Elyse, plenamente consciente de la verdad, se deleitó con los malentendidos dirigidos a Elena y no hizo ningún intento por corregirlos.

"Elena, no seas tan dura con Paige", dijo con dulzura. "Solo está haciendo su trabajo".

Animada por las palabras de Elyse, Paige se enderezó y recuperó la confianza.

Leopardex no se salta las reglas por cualquiera. Si no cumples con el estándar, no obtienes privilegios especiales. ¡Incluso si el mismísimo Alexander estuviera aquí, diría lo mismo!

Elena soltó una risita fría. "¿En serio?" Paige estaba dando una buena actuación.

Si Elena no la hubiera visto antes adular descaradamente a Elyse, tal vez le habría creído.

Ella siseó: "¿Privilegios especiales? Un banco para mí, mientras que Elyse consigue una oficina. ¿Quién, exactamente, recibe un trato especial aquí?"

Paige se burló. "Elyse se graduó del prestigioso programa de diseño de joyas de la Universidad de Artes de Klathe.

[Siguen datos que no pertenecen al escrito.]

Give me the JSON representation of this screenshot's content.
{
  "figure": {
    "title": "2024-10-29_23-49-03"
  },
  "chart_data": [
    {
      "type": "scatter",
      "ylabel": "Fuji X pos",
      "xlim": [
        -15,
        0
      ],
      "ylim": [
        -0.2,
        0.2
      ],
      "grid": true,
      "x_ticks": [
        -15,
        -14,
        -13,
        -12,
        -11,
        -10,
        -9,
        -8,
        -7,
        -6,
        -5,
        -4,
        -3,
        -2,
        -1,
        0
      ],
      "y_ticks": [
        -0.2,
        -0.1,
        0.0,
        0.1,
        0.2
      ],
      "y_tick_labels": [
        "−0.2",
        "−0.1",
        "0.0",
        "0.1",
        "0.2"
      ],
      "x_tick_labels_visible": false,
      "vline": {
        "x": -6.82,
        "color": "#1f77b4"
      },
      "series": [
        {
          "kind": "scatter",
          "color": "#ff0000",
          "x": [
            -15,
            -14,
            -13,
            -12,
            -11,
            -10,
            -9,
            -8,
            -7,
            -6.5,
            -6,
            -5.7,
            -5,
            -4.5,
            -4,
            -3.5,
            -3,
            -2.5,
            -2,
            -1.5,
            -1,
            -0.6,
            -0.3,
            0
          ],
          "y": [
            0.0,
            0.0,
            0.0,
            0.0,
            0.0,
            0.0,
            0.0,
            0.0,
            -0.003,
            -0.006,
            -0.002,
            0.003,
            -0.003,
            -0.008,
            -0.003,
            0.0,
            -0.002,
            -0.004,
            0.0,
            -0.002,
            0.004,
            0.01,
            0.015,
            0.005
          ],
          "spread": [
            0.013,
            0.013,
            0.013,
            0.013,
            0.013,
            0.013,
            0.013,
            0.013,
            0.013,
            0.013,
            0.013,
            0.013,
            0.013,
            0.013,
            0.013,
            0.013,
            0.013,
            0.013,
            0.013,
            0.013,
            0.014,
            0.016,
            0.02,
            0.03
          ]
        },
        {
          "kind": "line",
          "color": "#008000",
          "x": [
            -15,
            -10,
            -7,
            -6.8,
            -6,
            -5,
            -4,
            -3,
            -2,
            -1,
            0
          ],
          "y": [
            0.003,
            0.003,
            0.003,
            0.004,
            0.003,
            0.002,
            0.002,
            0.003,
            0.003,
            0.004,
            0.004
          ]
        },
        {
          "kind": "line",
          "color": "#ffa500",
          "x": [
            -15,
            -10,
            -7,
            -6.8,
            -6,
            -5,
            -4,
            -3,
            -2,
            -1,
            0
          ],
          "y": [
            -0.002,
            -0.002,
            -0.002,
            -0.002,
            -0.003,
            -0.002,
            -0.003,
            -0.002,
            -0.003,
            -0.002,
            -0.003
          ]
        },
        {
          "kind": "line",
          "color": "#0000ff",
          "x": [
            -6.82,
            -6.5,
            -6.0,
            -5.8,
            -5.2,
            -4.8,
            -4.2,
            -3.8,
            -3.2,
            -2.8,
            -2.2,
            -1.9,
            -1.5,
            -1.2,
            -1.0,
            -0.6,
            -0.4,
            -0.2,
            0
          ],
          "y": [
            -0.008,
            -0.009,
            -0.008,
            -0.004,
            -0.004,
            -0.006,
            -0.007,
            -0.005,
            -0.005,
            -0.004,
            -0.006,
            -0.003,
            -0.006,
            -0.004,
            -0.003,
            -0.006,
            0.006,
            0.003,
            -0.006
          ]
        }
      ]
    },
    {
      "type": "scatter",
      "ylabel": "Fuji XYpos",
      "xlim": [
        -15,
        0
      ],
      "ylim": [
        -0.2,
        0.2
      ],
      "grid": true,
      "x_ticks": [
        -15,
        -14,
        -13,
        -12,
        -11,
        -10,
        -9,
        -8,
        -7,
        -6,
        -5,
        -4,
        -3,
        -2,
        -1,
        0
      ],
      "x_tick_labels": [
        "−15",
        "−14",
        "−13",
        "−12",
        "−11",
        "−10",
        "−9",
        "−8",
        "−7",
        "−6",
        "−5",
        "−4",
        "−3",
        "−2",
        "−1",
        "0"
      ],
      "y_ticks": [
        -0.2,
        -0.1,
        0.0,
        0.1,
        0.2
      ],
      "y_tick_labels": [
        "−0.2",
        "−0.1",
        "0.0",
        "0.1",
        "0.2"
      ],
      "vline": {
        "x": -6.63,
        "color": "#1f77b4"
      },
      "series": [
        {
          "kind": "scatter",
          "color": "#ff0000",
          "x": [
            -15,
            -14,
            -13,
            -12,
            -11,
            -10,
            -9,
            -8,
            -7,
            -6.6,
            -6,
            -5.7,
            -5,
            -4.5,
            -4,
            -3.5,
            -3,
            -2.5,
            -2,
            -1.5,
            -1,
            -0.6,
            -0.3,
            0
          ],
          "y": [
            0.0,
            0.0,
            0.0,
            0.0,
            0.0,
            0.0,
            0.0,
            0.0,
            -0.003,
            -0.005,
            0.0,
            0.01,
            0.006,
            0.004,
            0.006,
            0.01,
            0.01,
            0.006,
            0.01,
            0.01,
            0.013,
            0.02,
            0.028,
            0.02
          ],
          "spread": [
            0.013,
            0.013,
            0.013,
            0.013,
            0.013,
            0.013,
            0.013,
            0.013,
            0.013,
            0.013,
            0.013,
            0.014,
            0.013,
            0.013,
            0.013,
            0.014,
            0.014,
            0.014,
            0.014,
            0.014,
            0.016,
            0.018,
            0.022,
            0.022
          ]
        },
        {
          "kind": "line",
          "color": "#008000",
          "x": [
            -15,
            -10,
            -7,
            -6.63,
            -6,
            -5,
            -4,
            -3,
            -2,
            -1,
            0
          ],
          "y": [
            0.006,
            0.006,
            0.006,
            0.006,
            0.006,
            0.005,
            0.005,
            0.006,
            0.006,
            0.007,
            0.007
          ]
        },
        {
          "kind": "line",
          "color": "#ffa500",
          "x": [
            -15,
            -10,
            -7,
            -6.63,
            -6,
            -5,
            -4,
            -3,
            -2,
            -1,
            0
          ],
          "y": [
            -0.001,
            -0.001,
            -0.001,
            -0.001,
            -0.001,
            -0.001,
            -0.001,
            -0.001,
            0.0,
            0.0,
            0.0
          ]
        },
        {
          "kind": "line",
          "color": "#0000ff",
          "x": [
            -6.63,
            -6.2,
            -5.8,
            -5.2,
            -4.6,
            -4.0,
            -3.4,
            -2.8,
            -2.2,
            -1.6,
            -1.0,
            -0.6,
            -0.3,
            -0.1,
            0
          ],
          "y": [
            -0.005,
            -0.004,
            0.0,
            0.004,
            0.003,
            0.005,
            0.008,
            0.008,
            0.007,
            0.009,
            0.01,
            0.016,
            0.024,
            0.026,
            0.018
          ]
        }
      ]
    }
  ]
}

Algún día heredará parte del Grupo Harper. ¿Y tú? ¡Olvídate de la oficina! ¿Qué tienes para competir con ella?"

Elena había tratado con mucha gente, pero pocos eran tan despistados como Paige.

"¿Heredar parte del Grupo Harper?", preguntó Elena con una sonrisa burlona, ​​volviéndose hacia Elyse. "¿Sabe Alexander de tu gran plan?"

La sonrisa de Elyse vaciló. No se atrevió a responder.

—Elena, deja de causar problemas —dijo Elyse, fingiendo amabilidad—. Ambas somos nuevas aquí, y aún hay muchas cosas que desconocemos. Necesitaremos la ayuda de nuestros colegas. Si de verdad quieres mi oficina, tómala. No me importa sentarme con los demás.

El ambiente cambió. Los empleados intercambiaron miradas.

Elyse era una auténtica Harper y no tenía ningún problema en compartir espacio con ellos.

¡Cuánta humildad! Su actitud hacia ella se suavizó.

¿Por qué Elena se comporta con tanto derecho? Elyse puede sentarse con nosotros, pero ella no.

"¿Quiere una oficina? ¿Acaso se la merece?"

Paige frunció el ceño, visiblemente irritada. "Basta. Elena, si no te gusta este asiento, vete. Nadie te lo impide".

Elena metió la mano en el bolsillo, sacó una tarjeta y la arrojó sobre el escritorio. «Pregúntale quién debería irse».

Paige se burló. "¿Crees que una tarjeta de visita te dará una oficina privada?"

Sin mirarlo, levantó la mano y empujó a Elena.

La mirada de Elena se oscureció. Con rápida precisión, agarró la muñeca de Paige, la retorció y la tiró al suelo.

¿Qué pasa con todo este alboroto? ¿No tienen trabajo?

Una mujer con cabello rizado y atrevidos labios rojos entró en la habitación.